Back in 2003, Nokia put its foot forward into mobile gaming with the N-Gage. Here in the Gulf, it released to massive fanfare and immediately polarised opinion. You either hated it or loved it to bits. I was the latter.
At this point of time in the mobile world, no one had experimented with shapes, sizes and design like Nokia had. The N-Gage, too, was most unique thanks to its design. The phone had a horizontal construction with a eight-directional pad on the left, a 2.1-inch back-lit display with 4,096 colours and the number pad on the right. The design was intended to make mobile gaming easier for users.
Specs-wise, the N-Gage was definitely a powerhouse at the time. It ran a 104MHz ARM 920T CPU with 3.4MB of internal memory and supported external memory through MMC cards. It had Bluetooth and FM radio. It supported video and MP3 playback, as well as full email support (IMAP4, POP3, SMTP and MIME2). The N-Gage came with a 850mAh battery that provided more than enough power to run through a day of gaming, mobile usage, browsing and email. All this for about Dh999 (not adjusted for inflation).
Nokia had tie-ups with all the big names such as GameLoft, THX, EA Sports to develop games for the mobile format. The games came on MMCs that needed to be inserted into the device to play. Nokia itself also developed titles for the N-Gage. The gaming experience was a pleasure and as responsive as could be expected, with an array of titles that provided entertainment value for all ages. Tomb Raider, Rayman 3, Fifa 2004, Call Of Duty, Splinter Cell... all were available to be played on the phone, with some offering Bluetooth multiplayer.

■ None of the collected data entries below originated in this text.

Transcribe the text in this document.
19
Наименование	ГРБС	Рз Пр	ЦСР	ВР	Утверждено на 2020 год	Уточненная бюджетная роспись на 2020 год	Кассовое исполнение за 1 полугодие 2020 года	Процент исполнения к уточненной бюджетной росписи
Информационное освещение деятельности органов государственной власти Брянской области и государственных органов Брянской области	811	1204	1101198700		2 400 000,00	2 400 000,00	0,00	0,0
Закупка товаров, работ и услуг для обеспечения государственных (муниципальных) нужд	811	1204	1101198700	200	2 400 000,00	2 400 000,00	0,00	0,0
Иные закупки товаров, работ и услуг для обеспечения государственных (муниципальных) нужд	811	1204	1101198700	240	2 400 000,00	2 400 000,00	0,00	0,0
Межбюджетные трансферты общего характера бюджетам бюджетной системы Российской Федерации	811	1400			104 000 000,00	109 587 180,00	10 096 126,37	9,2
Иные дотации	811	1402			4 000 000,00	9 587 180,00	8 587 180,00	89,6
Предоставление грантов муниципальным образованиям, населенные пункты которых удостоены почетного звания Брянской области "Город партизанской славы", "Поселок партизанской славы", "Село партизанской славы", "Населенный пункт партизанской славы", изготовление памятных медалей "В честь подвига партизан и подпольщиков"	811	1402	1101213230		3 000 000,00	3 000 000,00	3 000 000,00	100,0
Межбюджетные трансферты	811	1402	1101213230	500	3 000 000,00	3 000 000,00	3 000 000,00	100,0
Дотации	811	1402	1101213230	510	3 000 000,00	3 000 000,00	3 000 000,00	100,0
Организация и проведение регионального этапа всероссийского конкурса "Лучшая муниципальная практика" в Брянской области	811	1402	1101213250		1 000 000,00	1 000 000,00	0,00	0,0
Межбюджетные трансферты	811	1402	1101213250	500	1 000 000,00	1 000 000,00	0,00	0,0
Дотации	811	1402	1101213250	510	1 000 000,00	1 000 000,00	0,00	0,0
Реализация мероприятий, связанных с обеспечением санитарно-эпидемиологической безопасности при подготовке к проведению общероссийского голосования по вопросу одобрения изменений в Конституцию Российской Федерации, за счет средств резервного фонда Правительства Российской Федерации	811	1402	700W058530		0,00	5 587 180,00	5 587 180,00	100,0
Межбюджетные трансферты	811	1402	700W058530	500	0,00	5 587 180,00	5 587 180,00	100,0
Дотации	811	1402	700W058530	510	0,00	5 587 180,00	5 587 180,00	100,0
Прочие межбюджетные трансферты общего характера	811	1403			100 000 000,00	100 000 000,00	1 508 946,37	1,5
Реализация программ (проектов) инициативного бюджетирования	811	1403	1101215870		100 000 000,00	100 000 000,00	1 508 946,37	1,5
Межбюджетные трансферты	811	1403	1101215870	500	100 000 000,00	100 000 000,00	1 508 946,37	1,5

The N-Gage wasn’t exactly the best mobile out there for many reasons. First of all, the earpiece and mic were on the top of the device, which meant you had to hold the phone sideways during calls. The speaker wasn’t exactly the loudest, so it wasn’t exactly an ideal companion in providing an experience during gameplay. The device had a horizontal design but the screen was in portrait format, so the field of view in games was very limited. Finally, the MMC card slot could not be accessed without dismantling the back of the device.
However, all said and done, for better or worse this was one of the best phones I ever had. Mine unfortunately saw an untimely passing under a car but after a month of searching back in 2009, I did find myself an original non-refurbished piece – you might remember the Finland-produced pieces were of great value here in the UAE – and instantly bought it for Dh200.
Should you fancy it, there are a few still available on eBay.